Over the past five years, the FTSE 100 Index has delivered a return of more than 70%*. But the earnings of its constituent companies have actually fallen over that same period, languishing at zero or negative for each of the past five years. Now, in 2017, the tide looks set to turn via a return to positive growth, with consensus forecasting to a 17% rise over the next 12 months*. Earnings growth underpins market valuations, so this increase is significant.

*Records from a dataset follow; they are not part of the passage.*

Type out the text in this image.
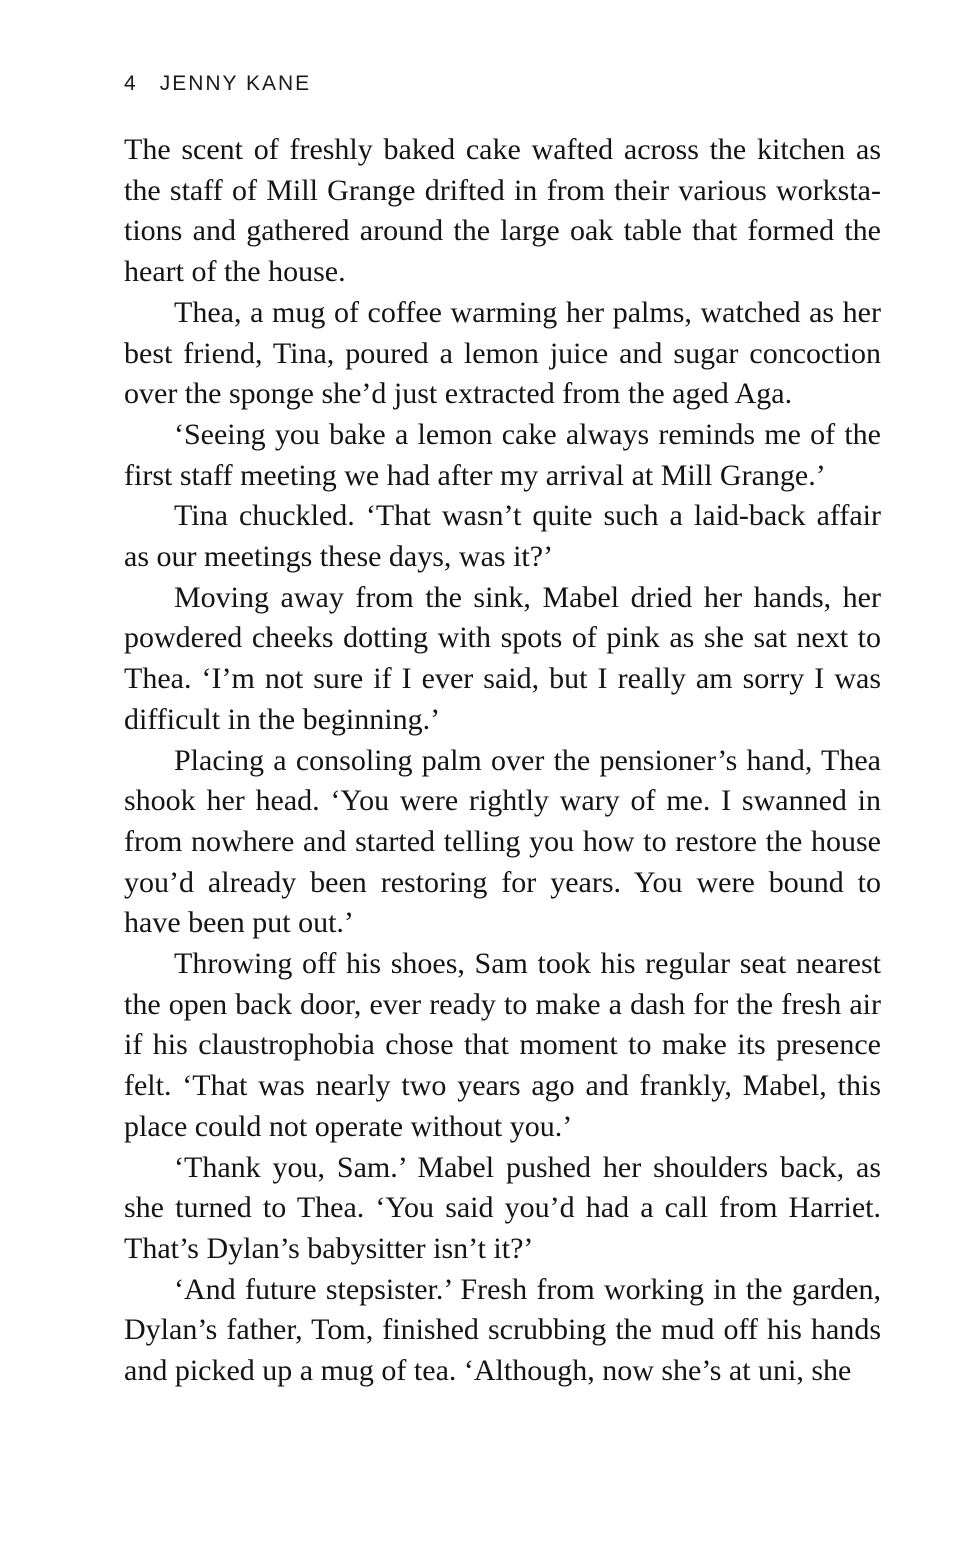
4 JENNY KANE

The scent of freshly baked cake wafted across the kitchen as the staff of Mill Grange drifted in from their various workstations and gathered around the large oak table that formed the heart of the house.

Thea, a mug of coffee warming her palms, watched as her best friend, Tina, poured a lemon juice and sugar concoction over the sponge she’d just extracted from the aged Aga.

‘Seeing you bake a lemon cake always reminds me of the first staff meeting we had after my arrival at Mill Grange.’

Tina chuckled. ‘That wasn’t quite such a laid-back affair as our meetings these days, was it?’

Moving away from the sink, Mabel dried her hands, her powdered cheeks dotting with spots of pink as she sat next to Thea. ‘I’m not sure if I ever said, but I really am sorry I was difficult in the beginning.’

Placing a consoling palm over the pensioner’s hand, Thea shook her head. ‘You were rightly wary of me. I swanned in from nowhere and started telling you how to restore the house you’d already been restoring for years. You were bound to have been put out.’

Throwing off his shoes, Sam took his regular seat nearest the open back door, ever ready to make a dash for the fresh air if his claustrophobia chose that moment to make its presence felt. ‘That was nearly two years ago and frankly, Mabel, this place could not operate without you.’

‘Thank you, Sam.’ Mabel pushed her shoulders back, as she turned to Thea. ‘You said you’d had a call from Harriet. That’s Dylan’s babysitter isn’t it?’

‘And future stepsister.’ Fresh from working in the garden, Dylan’s father, Tom, finished scrubbing the mud off his hands and picked up a mug of tea. ‘Although, now she’s at uni, she
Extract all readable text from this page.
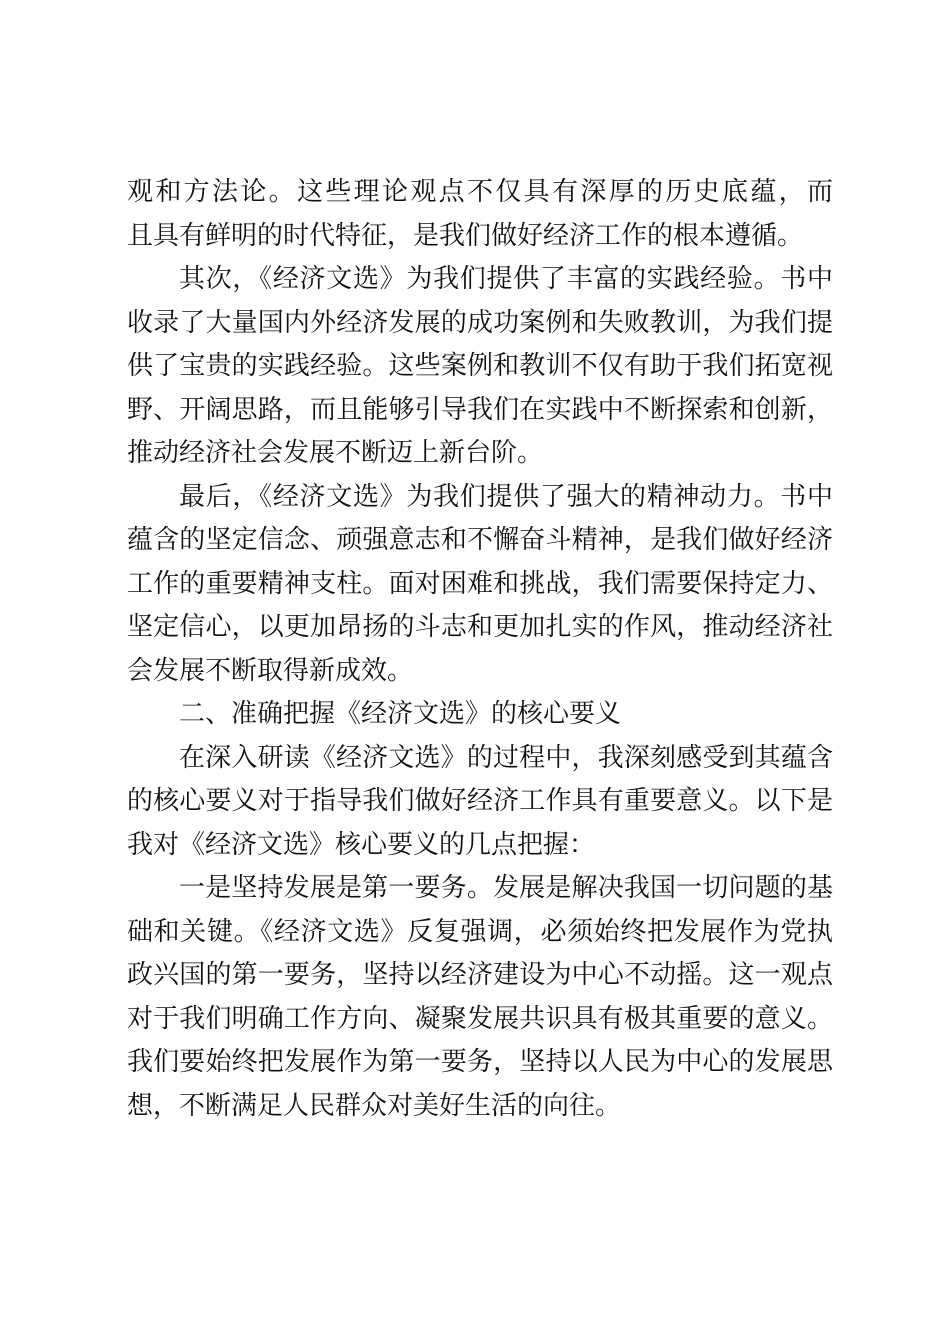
观和方法论。这些理论观点不仅具有深厚的历史底蕴，而
且具有鲜明的时代特征，是我们做好经济工作的根本遵循。

其次，《经济文选》为我们提供了丰富的实践经验。书中
收录了大量国内外经济发展的成功案例和失败教训，为我们提
供了宝贵的实践经验。这些案例和教训不仅有助于我们拓宽视
野、开阔思路，而且能够引导我们在实践中不断探索和创新，
推动经济社会发展不断迈上新台阶。

最后，《经济文选》为我们提供了强大的精神动力。书中
蕴含的坚定信念、顽强意志和不懈奋斗精神，是我们做好经济
工作的重要精神支柱。面对困难和挑战，我们需要保持定力、
坚定信心，以更加昂扬的斗志和更加扎实的作风，推动经济社
会发展不断取得新成效。

二、准确把握《经济文选》的核心要义

在深入研读《经济文选》的过程中，我深刻感受到其蕴含
的核心要义对于指导我们做好经济工作具有重要意义。以下是
我对《经济文选》核心要义的几点把握：

一是坚持发展是第一要务。发展是解决我国一切问题的基
础和关键。《经济文选》反复强调，必须始终把发展作为党执
政兴国的第一要务，坚持以经济建设为中心不动摇。这一观点
对于我们明确工作方向、凝聚发展共识具有极其重要的意义。
我们要始终把发展作为第一要务，坚持以人民为中心的发展思
想，不断满足人民群众对美好生活的向往。
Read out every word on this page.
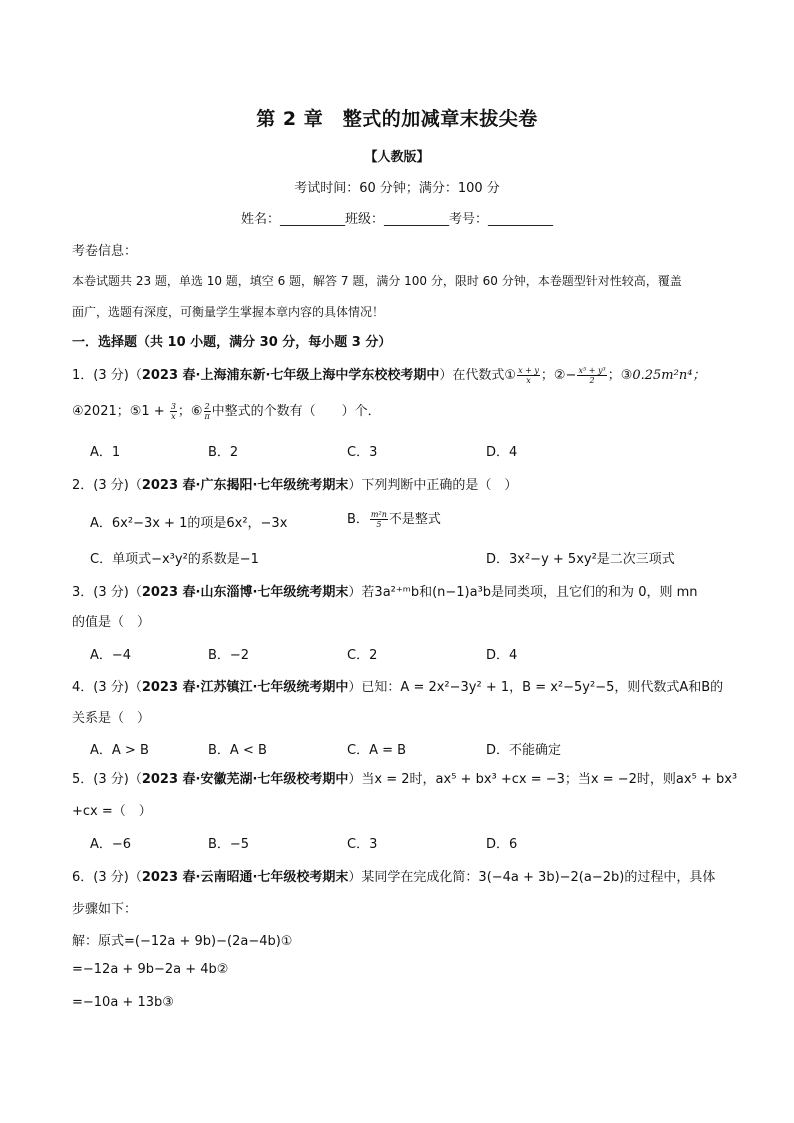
第 2 章　整式的加减章末拔尖卷
【人教版】
考试时间：60 分钟；满分：100 分
姓名：__________班级：__________考号：__________
考卷信息：
本卷试题共 23 题，单选 10 题，填空 6 题，解答 7 题，满分 100 分，限时 60 分钟，本卷题型针对性较高，覆盖
面广，选题有深度，可衡量学生掌握本章内容的具体情况！
一．选择题（共 10 小题，满分 30 分，每小题 3 分）
1．(3 分)（2023 春·上海浦东新·七年级上海中学东校校考期中）在代数式① $\frac{x + y}{x}$ ；②− $\frac{\text{x⁵ + y³}}{2}$ ；③0.25m²n⁴；
④2021；⑤1 + $\frac{3}{x}$ ；⑥ $\frac{2}{\pi}$ 中整式的个数有（　　）个．
A．1	B．2	C．3	D．4
2．(3 分)（2023 春·广东揭阳·七年级统考期末）下列判断中正确的是（　）
A．6x²−3x + 1的项是6x²，−3x	B． $\frac{\text{m²n}}{5}$ 不是整式
C．单项式−x³y²的系数是−1	D．3x²−y + 5xy²是二次三项式
3．(3 分)（2023 春·山东淄博·七年级统考期末）若3a²⁺ᵐb和(n−1)a³b是同类项，且它们的和为 0，则 mn
的值是（　）
A．−4	B．−2	C．2	D．4
4．(3 分)（2023 春·江苏镇江·七年级统考期中）已知：A = 2x²−3y² + 1，B = x²−5y²−5，则代数式A和B的
关系是（　）
A．A > B	B．A < B	C．A = B	D．不能确定
5．(3 分)（2023 春·安徽芜湖·七年级校考期中）当x = 2时，ax⁵ + bx³ +cx = −3；当x = −2时，则ax⁵ + bx³
+cx =（　）
A．−6	B．−5	C．3	D．6
6．(3 分)（2023 春·云南昭通·七年级校考期末）某同学在完成化简：3(−4a + 3b)−2(a−2b)的过程中，具体
步骤如下：
解：原式=(−12a + 9b)−(2a−4b)①
=−12a + 9b−2a + 4b②
=−10a + 13b③
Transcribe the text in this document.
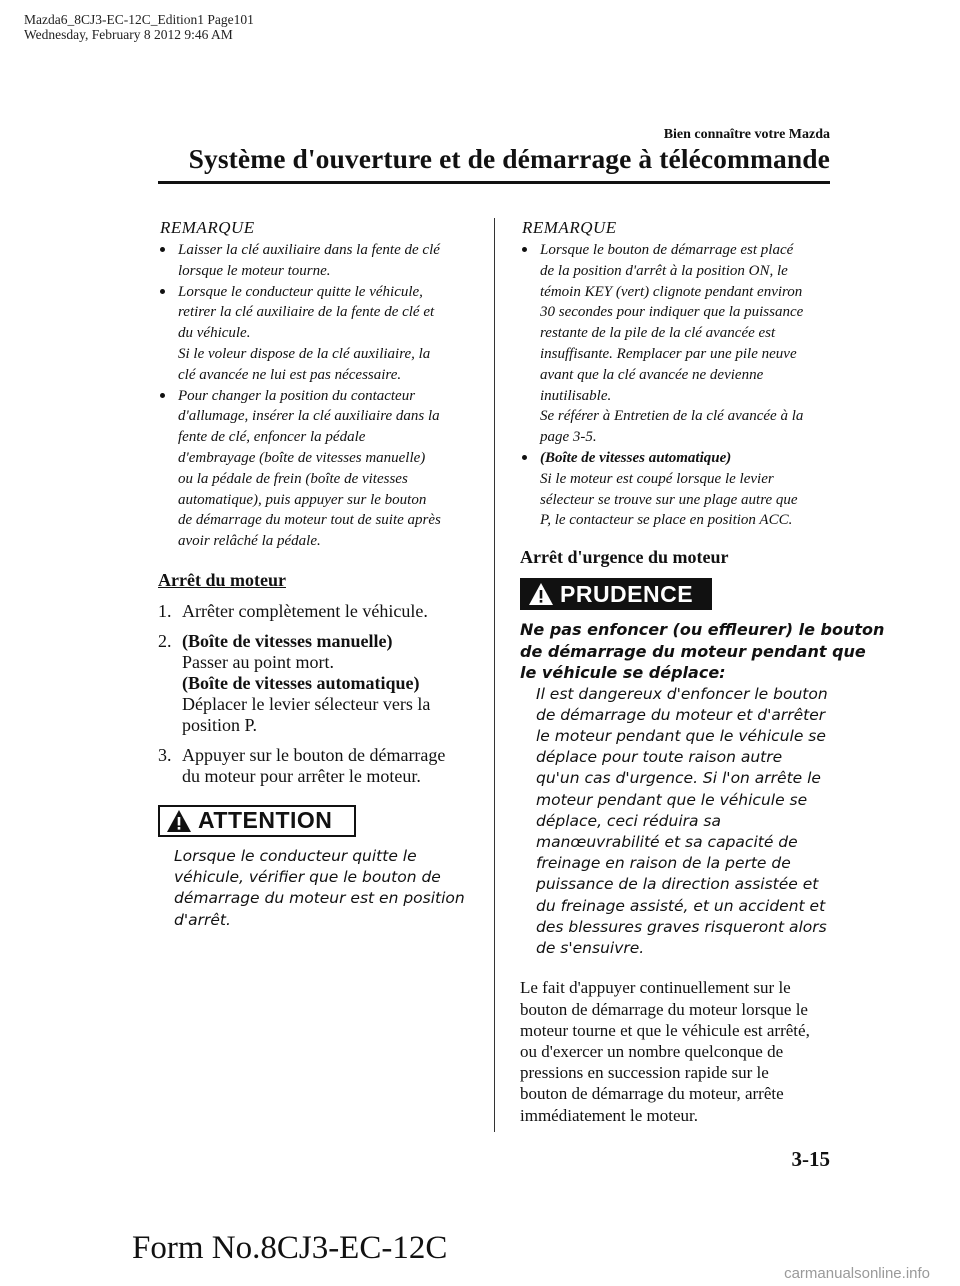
Mazda6_8CJ3-EC-12C_Edition1 Page101
Wednesday, February 8 2012 9:46 AM
Bien connaître votre Mazda
Système d'ouverture et de démarrage à télécommande
REMARQUE
Laisser la clé auxiliaire dans la fente de clé
lorsque le moteur tourne.
Lorsque le conducteur quitte le véhicule,
retirer la clé auxiliaire de la fente de clé et
du véhicule.
Si le voleur dispose de la clé auxiliaire, la
clé avancée ne lui est pas nécessaire.
Pour changer la position du contacteur
d'allumage, insérer la clé auxiliaire dans la
fente de clé, enfoncer la pédale
d'embrayage (boîte de vitesses manuelle)
ou la pédale de frein (boîte de vitesses
automatique), puis appuyer sur le bouton
de démarrage du moteur tout de suite après
avoir relâché la pédale.
Arrêt du moteur
1. Arrêter complètement le véhicule.
2. (Boîte de vitesses manuelle)
Passer au point mort.
(Boîte de vitesses automatique)
Déplacer le levier sélecteur vers la
position P.
3. Appuyer sur le bouton de démarrage
du moteur pour arrêter le moteur.
ATTENTION
Lorsque le conducteur quitte le
véhicule, vérifier que le bouton de
démarrage du moteur est en position
d'arrêt.
REMARQUE
Lorsque le bouton de démarrage est placé
de la position d'arrêt à la position ON, le
témoin KEY (vert) clignote pendant environ
30 secondes pour indiquer que la puissance
restante de la pile de la clé avancée est
insuffisante. Remplacer par une pile neuve
avant que la clé avancée ne devienne
inutilisable.
Se référer à Entretien de la clé avancée à la
page 3-5.
(Boîte de vitesses automatique)
Si le moteur est coupé lorsque le levier
sélecteur se trouve sur une plage autre que
P, le contacteur se place en position ACC.
Arrêt d'urgence du moteur
PRUDENCE
Ne pas enfoncer (ou effleurer) le bouton
de démarrage du moteur pendant que
le véhicule se déplace:
Il est dangereux d'enfoncer le bouton
de démarrage du moteur et d'arrêter
le moteur pendant que le véhicule se
déplace pour toute raison autre
qu'un cas d'urgence. Si l'on arrête le
moteur pendant que le véhicule se
déplace, ceci réduira sa
manœuvrabilité et sa capacité de
freinage en raison de la perte de
puissance de la direction assistée et
du freinage assisté, et un accident et
des blessures graves risqueront alors
de s'ensuivre.
Le fait d'appuyer continuellement sur le
bouton de démarrage du moteur lorsque le
moteur tourne et que le véhicule est arrêté,
ou d'exercer un nombre quelconque de
pressions en succession rapide sur le
bouton de démarrage du moteur, arrête
immédiatement le moteur.
3-15
Form No.8CJ3-EC-12C
carmanualsonline.info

Looking ahead to the rest of the year there are two key drivers of earnings growth to watch out for.
The currency contribution
First, there’s the currency factor. Since the referendum in June last year, sterling has fallen by 14% on a trade-weighted basis. With 70% of the FTSE 100’s earnings generated overseas, this effectively represents a 10% boost to earnings. As Theresa May’s minority government begins negotiations with the EU in coming weeks, the perceived success of these talks will be quickly reflected in currency markets, with implications for the relative performance of overseas earners versus domestic companies.
M&A activity matters
Second, there’s M&A activity. A cheap currency and cheap credit can make deals highly accretive to earnings per share, a kicker that is not currently factored into forecasts. We have seen plenty of evidence of this in the UK year to date, with a very active M&A market not restricted to any one particular sector. We expect this elevated level of activity to continue.
In our UK Equity Growth fund it’s important to consider what level of growth is already anticipated in share prices and look for positive surprises. Energy stocks are a prime example. Despite high expectations for earnings growth over the next 12 months due to recovering oil prices, earnings revisions have lagged the market. On the other hand, despite lower absolute growth expectations, financials continue to surprise on the upside with improving outlooks for future growth. Additional pockets of unanticipated growth are also coming through in cyclical sectors such as industrials, support services and travel & leisure.